Should you prefer wine to port, make a beeline instead for theViniPortugal, housed in the splendid neoclassical Palácio da Bolsa, where a €2 enocard is your ticket to tasting two to four wines from 12 chosen from different Portuguese regions. A more intimate choice is Prova, a terrific wine-bar-tasting room, where the passion of the owner, Diogo Amado, is infectious. He’s knowledgeable about his subject and will talk you through the subtle nuances of regional wines.

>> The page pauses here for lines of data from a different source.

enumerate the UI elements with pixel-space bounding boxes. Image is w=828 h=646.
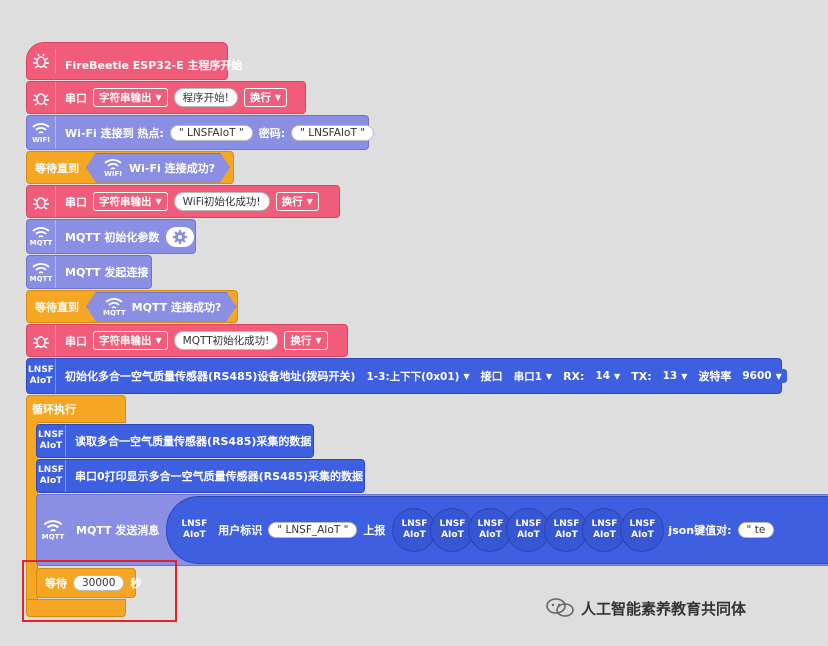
user-id-label: 用户标识 xyxy=(218,524,263,537)
nested-reporter-7[interactable]: LNSF AIoT xyxy=(620,508,665,552)
serial-print-block-2[interactable]: 串口 字符串输出 ▼ WiFi初始化成功! 换行 ▼ xyxy=(26,185,340,218)
wechat-icon xyxy=(545,596,575,620)
baud-label: 波特率 xyxy=(698,370,732,383)
newline-dropdown[interactable]: 换行 ▼ xyxy=(243,88,288,107)
wifi-connect-label: Wi-Fi 连接到 热点: xyxy=(65,126,164,140)
newline-dropdown[interactable]: 换行 ▼ xyxy=(284,331,328,350)
start-block[interactable]: FireBeetle ESP32-E 主程序开始 xyxy=(26,42,243,80)
bug-icon xyxy=(27,325,56,356)
password-label: 密码: xyxy=(258,126,286,140)
gear-icon[interactable] xyxy=(166,226,195,247)
lnsf-aiot-icon: LNSF AIoT xyxy=(37,460,66,492)
read-sensor-label: 读取多合一空气质量传感器(RS485)采集的数据 xyxy=(75,435,312,448)
rx-label: RX: xyxy=(563,369,585,383)
serial-print-block-3[interactable]: 串口 字符串输出 ▼ MQTT初始化成功! 换行 ▼ xyxy=(26,324,348,357)
wifi-connected-condition[interactable]: WIFI Wi-Fi 连接成功? xyxy=(86,153,230,183)
mqtt-connect-label: MQTT 发起连接 xyxy=(65,266,149,279)
mqtt-icon: MQTT xyxy=(39,495,67,565)
serial-mode-dropdown[interactable]: 字符串输出 ▼ xyxy=(93,331,168,350)
wifi-connect-block[interactable]: WIFI Wi-Fi 连接到 热点: " LNSFAIoT " 密码: " LN… xyxy=(26,115,375,150)
wait-until-label: 等待直到 xyxy=(35,161,79,175)
sensor-init-block[interactable]: LNSF AIoT 初始化多合一空气质量传感器(RS485)设备地址(拨码开关) … xyxy=(26,358,787,394)
print-sensor-block[interactable]: LNSF AIoT 串口0打印显示多合一空气质量传感器(RS485)采集的数据 xyxy=(36,459,365,493)
serial-mode-dropdown[interactable]: 字符串输出 ▼ xyxy=(93,88,168,107)
mqtt-icon: MQTT xyxy=(27,256,56,288)
loop-label: 循环执行 xyxy=(32,403,76,416)
serial-label: 串口 xyxy=(65,195,87,209)
report-label: 上报 xyxy=(363,524,386,537)
lnsf-aiot-icon: LNSF AIoT xyxy=(27,359,56,393)
watermark-text: 人工智能素养教育共同体 xyxy=(581,599,747,618)
wifi-icon: WIFI xyxy=(103,158,123,178)
serial-text-input[interactable]: WiFi初始化成功! xyxy=(173,192,270,211)
serial-print-block-1[interactable]: 串口 字符串输出 ▼ 程序开始! 换行 ▼ xyxy=(26,81,306,114)
port-label: 接口 xyxy=(480,370,503,383)
serial-text-input[interactable]: MQTT初始化成功! xyxy=(173,331,279,350)
json-label: json键值对: xyxy=(668,524,732,537)
bug-icon xyxy=(27,49,56,73)
sensor-init-label: 初始化多合一空气质量传感器(RS485)设备地址(拨码开关) xyxy=(65,370,356,383)
lnsf-aiot-icon: LNSF AIoT xyxy=(37,425,66,457)
loop-header: 循环执行 xyxy=(26,395,126,423)
mqtt-send-label: MQTT 发送消息 xyxy=(76,524,160,537)
baud-dropdown[interactable]: 9600 ▼ xyxy=(737,369,787,383)
serial-mode-dropdown[interactable]: 字符串输出 ▼ xyxy=(93,192,168,211)
serial-text-input[interactable]: 程序开始! xyxy=(173,88,238,107)
rx-dropdown[interactable]: 14 ▼ xyxy=(590,369,626,383)
port-dropdown[interactable]: 串口1 ▼ xyxy=(508,367,558,385)
user-id-input[interactable]: " LNSF_AIoT " xyxy=(268,522,358,538)
wait-wifi-block[interactable]: 等待直到 WIFI Wi-Fi 连接成功? xyxy=(26,151,234,184)
highlight-box xyxy=(22,560,177,622)
serial-label: 串口 xyxy=(65,91,87,105)
mqtt-icon: MQTT xyxy=(27,220,56,253)
watermark: 人工智能素养教育共同体 xyxy=(545,596,746,620)
read-sensor-block[interactable]: LNSF AIoT 读取多合一空气质量传感器(RS485)采集的数据 xyxy=(36,424,314,458)
tx-label: TX: xyxy=(631,369,652,383)
password-input[interactable]: " LNSFAIoT " xyxy=(291,124,375,141)
mqtt-send-block[interactable]: MQTT MQTT 发送消息 LNSF AIoT 用户标识 " LNSF_AIoT… xyxy=(36,494,828,566)
wait-until-label: 等待直到 xyxy=(35,300,79,314)
tx-dropdown[interactable]: 13 ▼ xyxy=(657,369,693,383)
mqtt-icon: MQTT xyxy=(103,297,126,317)
wifi-icon: WIFI xyxy=(27,116,56,149)
bug-icon xyxy=(27,186,56,217)
mqtt-connect-block[interactable]: MQTT MQTT 发起连接 xyxy=(26,255,152,289)
mqtt-init-block[interactable]: MQTT MQTT 初始化参数 xyxy=(26,219,196,254)
lnsf-aiot-icon: LNSF AIoT xyxy=(181,519,208,540)
newline-dropdown[interactable]: 换行 ▼ xyxy=(275,192,319,211)
serial-label: 串口 xyxy=(65,334,87,348)
print-sensor-label: 串口0打印显示多合一空气质量传感器(RS485)采集的数据 xyxy=(75,470,364,483)
start-label: FireBeetle ESP32-E 主程序开始 xyxy=(65,59,243,72)
message-reporter[interactable]: LNSF AIoT 用户标识 " LNSF_AIoT " 上报 LNSF AIoT … xyxy=(166,496,828,564)
bug-icon xyxy=(27,82,56,113)
mqtt-connected-condition[interactable]: MQTT MQTT 连接成功? xyxy=(86,292,236,322)
ssid-input[interactable]: " LNSFAIoT " xyxy=(169,124,253,141)
json-value-input[interactable]: " te xyxy=(737,522,775,538)
wait-mqtt-block[interactable]: 等待直到 MQTT MQTT 连接成功? xyxy=(26,290,238,323)
mqtt-init-label: MQTT 初始化参数 xyxy=(65,230,160,244)
address-dropdown[interactable]: 1-3:上下下(0x01) ▼ xyxy=(361,367,475,385)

In need of a shot of caffeine after that little lot? The art nouveau Café Majestic rewinds to a more glamorous age, with its opulently gilded, mirrored interior and dapper waiters. The revamped 1920s Leitaria da Quinta do Paço is a cafe-patisserie bringing a dash of Paris to Porto. The feather-light, cream-filled éclairs are a thing of beauty, in flavours from classic lemon to blue cheese, apple and fennel, and chocolate with port wine.
Table for dinner
A wander through the alley-woven heart of Porto’s Ribeira neighbourhood works up an appetite. Before dinner, go for an aperitif and petiscos (tapas) at the Wine Quay Bar, affording dress-circle views of the river and Ponte Dom Luís I loping over to Vila Nova de Gaia where the port lodges light up one by one. Or hang out with a chilled crowd in the boho-cool Café Candelabro, a born-again bookstore serving drinks.
Porto has raised the culinary bar of late. To find out why, snag a table at super-stylish DOP, where Rui Paula heads up the kitchen and the eight-course tasting menu sings of the seasons. For more of a bistro vibe, try casual, buzzy Cantinho do Avillez, for winningly fresh Portuguese numbers like Alentejo black pork with French fries, coriander and garlic.
Or for rustic romance, take a taxi north of town to O Paparico(opaparico.com), where dishes like veal with wild mushrooms and monkfish rice are cooked to a T and served by candlelight. From its five-star hilltop perch, The Yeatman pairs innovative cooking with twinkling city views. Wave-lashed Foz do Douro out west has two culinary aces up its sleeve: Michelin-starred Pedro Lemos and the Boa Nova Tea House, alluringly set above the crashing Atlantic, which cooks up outstanding seafood.